Nashville beat Anaheim in Wednesday’s Game 7 then had to quickly shift gears to playing the Sharks in Friday’s Game 1, which proved difficult. 

"Playing Anaheim, they're such a tight defensive team," Predators defenseman Ryan Ellis said according to The Tennessean. "To swing back and play a different team two nights later with kind of a different mindset, they're a very high-tempo team. They play a lot of offense, the Sharks. For us, it was more of an adjustment. I thought we did well for the most part in the game." 

In Game 1 against the Predators, San Jose out possessed Nashville after Mike Fisher put the Predators up 1-0 early in the second period.

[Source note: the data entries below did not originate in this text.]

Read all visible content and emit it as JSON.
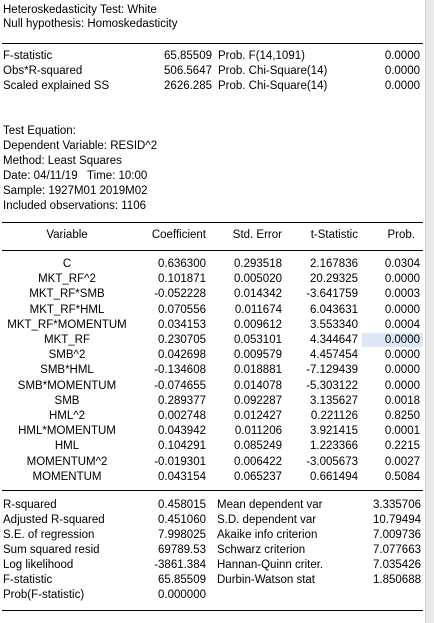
{
  "header": {
    "line1": "Heteroskedasticity Test: White",
    "line2": "Null hypothesis: Homoskedasticity"
  },
  "tests": [
    {
      "label": "F-statistic",
      "value": "65.85509",
      "prob_label": "Prob. F(14,1091)",
      "prob": "0.0000"
    },
    {
      "label": "Obs*R-squared",
      "value": "506.5647",
      "prob_label": "Prob. Chi-Square(14)",
      "prob": "0.0000"
    },
    {
      "label": "Scaled explained SS",
      "value": "2626.285",
      "prob_label": "Prob. Chi-Square(14)",
      "prob": "0.0000"
    }
  ],
  "equation": {
    "title": "Test Equation:",
    "dependent": "Dependent Variable: RESID^2",
    "method": "Method: Least Squares",
    "date": "Date: 04/11/19   Time: 10:00",
    "sample": "Sample: 1927M01 2019M02",
    "observations": "Included observations: 1106"
  },
  "coef_table": {
    "headers": [
      "Variable",
      "Coefficient",
      "Std. Error",
      "t-Statistic",
      "Prob."
    ],
    "rows": [
      [
        "C",
        "0.636300",
        "0.293518",
        "2.167836",
        "0.0304"
      ],
      [
        "MKT_RF^2",
        "0.101871",
        "0.005020",
        "20.29325",
        "0.0000"
      ],
      [
        "MKT_RF*SMB",
        "-0.052228",
        "0.014342",
        "-3.641759",
        "0.0003"
      ],
      [
        "MKT_RF*HML",
        "0.070556",
        "0.011674",
        "6.043631",
        "0.0000"
      ],
      [
        "MKT_RF*MOMENTUM",
        "0.034153",
        "0.009612",
        "3.553340",
        "0.0004"
      ],
      [
        "MKT_RF",
        "0.230705",
        "0.053101",
        "4.344647",
        "0.0000"
      ],
      [
        "SMB^2",
        "0.042698",
        "0.009579",
        "4.457454",
        "0.0000"
      ],
      [
        "SMB*HML",
        "-0.134608",
        "0.018881",
        "-7.129439",
        "0.0000"
      ],
      [
        "SMB*MOMENTUM",
        "-0.074655",
        "0.014078",
        "-5.303122",
        "0.0000"
      ],
      [
        "SMB",
        "0.289377",
        "0.092287",
        "3.135627",
        "0.0018"
      ],
      [
        "HML^2",
        "0.002748",
        "0.012427",
        "0.221126",
        "0.8250"
      ],
      [
        "HML*MOMENTUM",
        "0.043942",
        "0.011206",
        "3.921415",
        "0.0001"
      ],
      [
        "HML",
        "0.104291",
        "0.085249",
        "1.223366",
        "0.2215"
      ],
      [
        "MOMENTUM^2",
        "-0.019301",
        "0.006422",
        "-3.005673",
        "0.0027"
      ],
      [
        "MOMENTUM",
        "0.043154",
        "0.065237",
        "0.661494",
        "0.5084"
      ]
    ]
  },
  "stats": [
    {
      "label": "R-squared",
      "value": "0.458015",
      "label2": "Mean dependent var",
      "value2": "3.335706"
    },
    {
      "label": "Adjusted R-squared",
      "value": "0.451060",
      "label2": "S.D. dependent var",
      "value2": "10.79494"
    },
    {
      "label": "S.E. of regression",
      "value": "7.998025",
      "label2": "Akaike info criterion",
      "value2": "7.009736"
    },
    {
      "label": "Sum squared resid",
      "value": "69789.53",
      "label2": "Schwarz criterion",
      "value2": "7.077663"
    },
    {
      "label": "Log likelihood",
      "value": "-3861.384",
      "label2": "Hannan-Quinn criter.",
      "value2": "7.035426"
    },
    {
      "label": "F-statistic",
      "value": "65.85509",
      "label2": "Durbin-Watson stat",
      "value2": "1.850688"
    },
    {
      "label": "Prob(F-statistic)",
      "value": "0.000000",
      "label2": "",
      "value2": ""
    }
  ],
  "colors": {
    "selection": "#dde8f7"
  }
}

Their overall (including power plays and penalty kills) CF was 59-33 in the last two periods. 

"Get on the attack, play on our toes, play with speed,” Sharks coach Peter DeBoer said of his philosophy according to the San Jose Mercury News. “My problem with the game was we didn't get that going until the third period. Partly credit Nashville for what they were doing, but I think we can do more to play that game consistently,” 

DeBoer attributed the slow start to the fact San Jose had a week between games.

“I think we'll be better on Sunday having a game under our belt here," he said.

San Jose won Game 1 without much offense from their first line when on the ice together. Tomas Hertl was the only member of the trio to score a goal and that was on the power play, away from Joe Thornton and Joe Pavelski. 

Pavelski notched an assist on Logan Couture’s power play goal, but that was again on special teams. Pavelski scored five goals in five games against the Kings in the first-round as the Sharks’ first-line proved one of the major difference-makers in that series. They will likely have a better performance in Game 2, which could spell trouble for the Predators. 

"They have a lot of speed and a lot of offense they bring to the game," Laviolette said of the Sharks overall. "They throw a lot of pucks at the net. I thought we did a pretty good job the first two periods. They have a dangerous power play and we have to stay out of the box. Their players seemed to find some energy from that and the game turned a little bit."